Welcome back dear nascent underwater photographers! Got your camera? Did you figure out how to find the proper settings for shutter speed, ISO and aperture? Well, then you are well on your way to becoming a capable underwater photographer, without even having gotten wet for one minute! This land-based thinking and learning you are doing now will really pay off once you go underwater and know what the buttons on your camera actually do!
Shutter Speed and Sunlight
You now know how shutter speed influences the sharpness of your image. If you choose a too-slow shutter speed value, then you allow light to reach the sensor of your camera while your photo subject moves from one point to the next, and that blurs it out. If your shutter speed is fast, you freeze one brief moment in time. This principle is explained in this graphic of two ghost pipefish, one shot at 1/200 seconds (sharp), and one at a slower speed of 1/40 seconds (blurry):
But things are different when you are using a strobe which illuminates all of your scene. This most often occurs in macro photography. The shutter might stay open for longer, but all of the light hits your photo subject at the instant of time when the strobe fires – which is faster than 1/40 or 1/200 seconds. No matter how much longer after the firing of the strobe the shutter is open – almost all the light which will reach the sensor comes from the strobe, and that light has already arrived. Shutter speed only has a secondary importance in such a photographic situation.

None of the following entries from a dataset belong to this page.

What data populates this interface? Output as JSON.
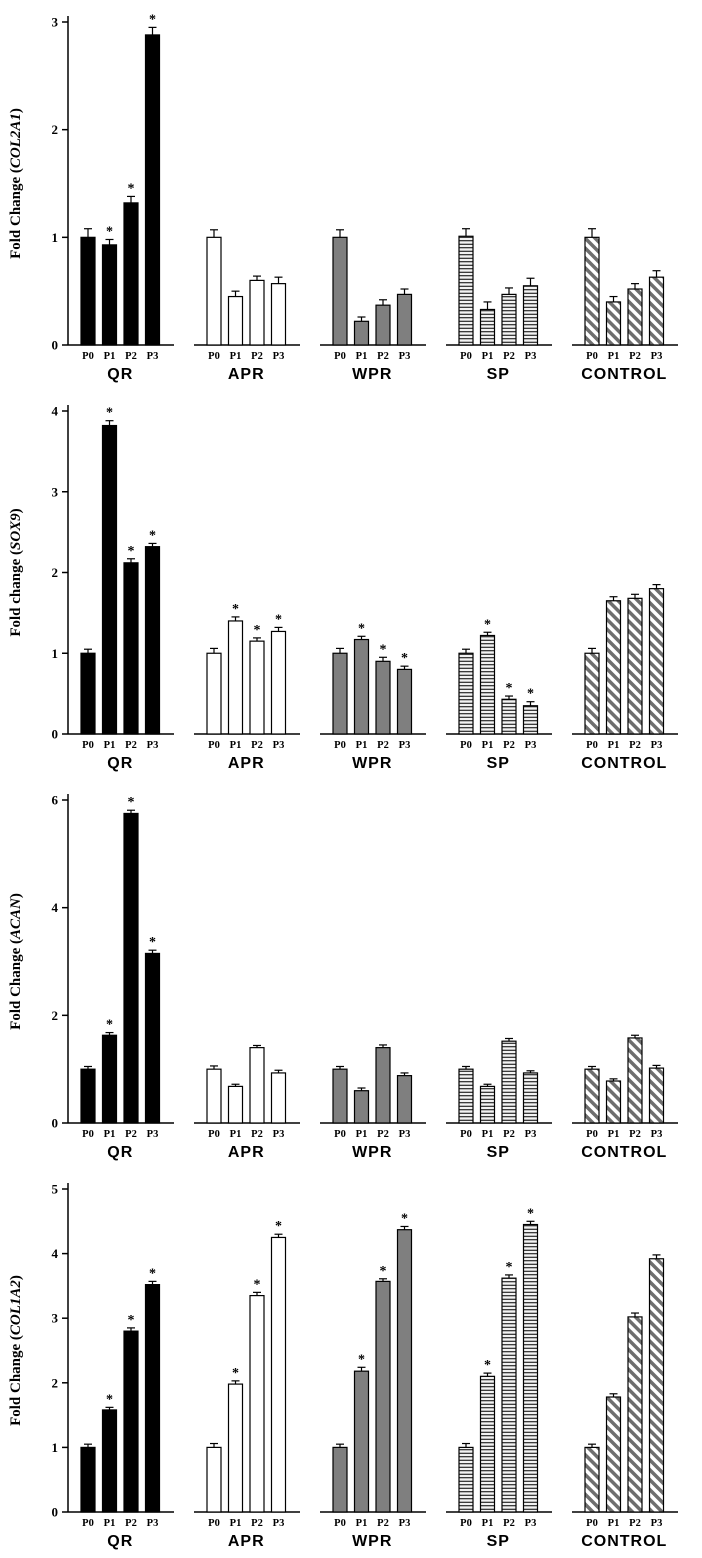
{
  "figure": {
    "background": "#ffffff",
    "axis_color": "#000000",
    "sig_marker": "*"
  },
  "groups": [
    "QR",
    "APR",
    "WPR",
    "SP",
    "CONTROL"
  ],
  "passages": [
    "P0",
    "P1",
    "P2",
    "P3"
  ],
  "bar_styles": {
    "QR": {
      "style": "solid",
      "fill": "#000000"
    },
    "APR": {
      "style": "open",
      "fill": "#ffffff"
    },
    "WPR": {
      "style": "solid",
      "fill": "#7f7f7f"
    },
    "SP": {
      "style": "horizontal-stripes",
      "fill": "#f2f2f2",
      "stripe": "#000000"
    },
    "CONTROL": {
      "style": "diagonal-stripes",
      "fill": "#ffffff",
      "stripe": "#6e6e6e"
    }
  },
  "chart_data": [
    {
      "type": "bar",
      "ylabel": "Fold Change",
      "gene": "COL2A1",
      "ylim": [
        0,
        3
      ],
      "yticks": [
        0,
        1,
        2,
        3
      ],
      "categories": [
        "P0",
        "P1",
        "P2",
        "P3"
      ],
      "series": [
        {
          "name": "QR",
          "values": [
            1.0,
            0.93,
            1.32,
            2.88
          ],
          "errors": [
            0.08,
            0.05,
            0.06,
            0.07
          ],
          "sig": [
            false,
            true,
            true,
            true
          ]
        },
        {
          "name": "APR",
          "values": [
            1.0,
            0.45,
            0.6,
            0.57
          ],
          "errors": [
            0.07,
            0.05,
            0.04,
            0.06
          ],
          "sig": [
            false,
            false,
            false,
            false
          ]
        },
        {
          "name": "WPR",
          "values": [
            1.0,
            0.22,
            0.37,
            0.47
          ],
          "errors": [
            0.07,
            0.04,
            0.05,
            0.05
          ],
          "sig": [
            false,
            false,
            false,
            false
          ]
        },
        {
          "name": "SP",
          "values": [
            1.01,
            0.33,
            0.47,
            0.55
          ],
          "errors": [
            0.07,
            0.07,
            0.06,
            0.07
          ],
          "sig": [
            false,
            false,
            false,
            false
          ]
        },
        {
          "name": "CONTROL",
          "values": [
            1.0,
            0.4,
            0.52,
            0.63
          ],
          "errors": [
            0.08,
            0.05,
            0.05,
            0.06
          ],
          "sig": [
            false,
            false,
            false,
            false
          ]
        }
      ]
    },
    {
      "type": "bar",
      "ylabel": "Fold change",
      "gene": "SOX9",
      "ylim": [
        0,
        4
      ],
      "yticks": [
        0,
        1,
        2,
        3,
        4
      ],
      "categories": [
        "P0",
        "P1",
        "P2",
        "P3"
      ],
      "series": [
        {
          "name": "QR",
          "values": [
            1.0,
            3.82,
            2.12,
            2.32
          ],
          "errors": [
            0.05,
            0.06,
            0.05,
            0.04
          ],
          "sig": [
            false,
            true,
            true,
            true
          ]
        },
        {
          "name": "APR",
          "values": [
            1.0,
            1.4,
            1.15,
            1.27
          ],
          "errors": [
            0.06,
            0.05,
            0.04,
            0.05
          ],
          "sig": [
            false,
            true,
            true,
            true
          ]
        },
        {
          "name": "WPR",
          "values": [
            1.0,
            1.17,
            0.9,
            0.8
          ],
          "errors": [
            0.06,
            0.04,
            0.05,
            0.04
          ],
          "sig": [
            false,
            true,
            true,
            true
          ]
        },
        {
          "name": "SP",
          "values": [
            1.0,
            1.22,
            0.43,
            0.35
          ],
          "errors": [
            0.05,
            0.04,
            0.04,
            0.05
          ],
          "sig": [
            false,
            true,
            true,
            true
          ]
        },
        {
          "name": "CONTROL",
          "values": [
            1.0,
            1.65,
            1.68,
            1.8
          ],
          "errors": [
            0.06,
            0.05,
            0.05,
            0.05
          ],
          "sig": [
            false,
            false,
            false,
            false
          ]
        }
      ]
    },
    {
      "type": "bar",
      "ylabel": "Fold Change",
      "gene": "ACAN",
      "ylim": [
        0,
        6
      ],
      "yticks": [
        0,
        2,
        4,
        6
      ],
      "categories": [
        "P0",
        "P1",
        "P2",
        "P3"
      ],
      "series": [
        {
          "name": "QR",
          "values": [
            1.0,
            1.63,
            5.75,
            3.15
          ],
          "errors": [
            0.05,
            0.05,
            0.06,
            0.06
          ],
          "sig": [
            false,
            true,
            true,
            true
          ]
        },
        {
          "name": "APR",
          "values": [
            1.0,
            0.68,
            1.4,
            0.93
          ],
          "errors": [
            0.06,
            0.04,
            0.04,
            0.05
          ],
          "sig": [
            false,
            false,
            false,
            false
          ]
        },
        {
          "name": "WPR",
          "values": [
            1.0,
            0.6,
            1.4,
            0.88
          ],
          "errors": [
            0.05,
            0.05,
            0.05,
            0.05
          ],
          "sig": [
            false,
            false,
            false,
            false
          ]
        },
        {
          "name": "SP",
          "values": [
            1.0,
            0.68,
            1.52,
            0.93
          ],
          "errors": [
            0.05,
            0.04,
            0.05,
            0.04
          ],
          "sig": [
            false,
            false,
            false,
            false
          ]
        },
        {
          "name": "CONTROL",
          "values": [
            1.0,
            0.78,
            1.58,
            1.02
          ],
          "errors": [
            0.05,
            0.04,
            0.05,
            0.05
          ],
          "sig": [
            false,
            false,
            false,
            false
          ]
        }
      ]
    },
    {
      "type": "bar",
      "ylabel": "Fold Change",
      "gene": "COL1A2",
      "ylim": [
        0,
        5
      ],
      "yticks": [
        0,
        1,
        2,
        3,
        4,
        5
      ],
      "categories": [
        "P0",
        "P1",
        "P2",
        "P3"
      ],
      "series": [
        {
          "name": "QR",
          "values": [
            1.0,
            1.58,
            2.8,
            3.52
          ],
          "errors": [
            0.05,
            0.04,
            0.05,
            0.05
          ],
          "sig": [
            false,
            true,
            true,
            true
          ]
        },
        {
          "name": "APR",
          "values": [
            1.0,
            1.98,
            3.35,
            4.25
          ],
          "errors": [
            0.06,
            0.05,
            0.05,
            0.05
          ],
          "sig": [
            false,
            true,
            true,
            true
          ]
        },
        {
          "name": "WPR",
          "values": [
            1.0,
            2.18,
            3.57,
            4.37
          ],
          "errors": [
            0.05,
            0.06,
            0.04,
            0.05
          ],
          "sig": [
            false,
            true,
            true,
            true
          ]
        },
        {
          "name": "SP",
          "values": [
            1.0,
            2.1,
            3.62,
            4.45
          ],
          "errors": [
            0.06,
            0.05,
            0.05,
            0.05
          ],
          "sig": [
            false,
            true,
            true,
            true
          ]
        },
        {
          "name": "CONTROL",
          "values": [
            1.0,
            1.78,
            3.02,
            3.92
          ],
          "errors": [
            0.05,
            0.05,
            0.06,
            0.06
          ],
          "sig": [
            false,
            false,
            false,
            false
          ]
        }
      ]
    }
  ]
}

As so often in life, the situation is still a bit more complicated: it’s not binary. There are cases where both ambient (sun) light and a strobe contribute to the light reaching your sensor. This occurs more often, but not exclusively, in wide-angle shots. In this shot of a shark, the strobe light only illuminated the center of the image. Most of the light still came from the sun – a slower shutter speed would have made the shot brighter, but also blurrier.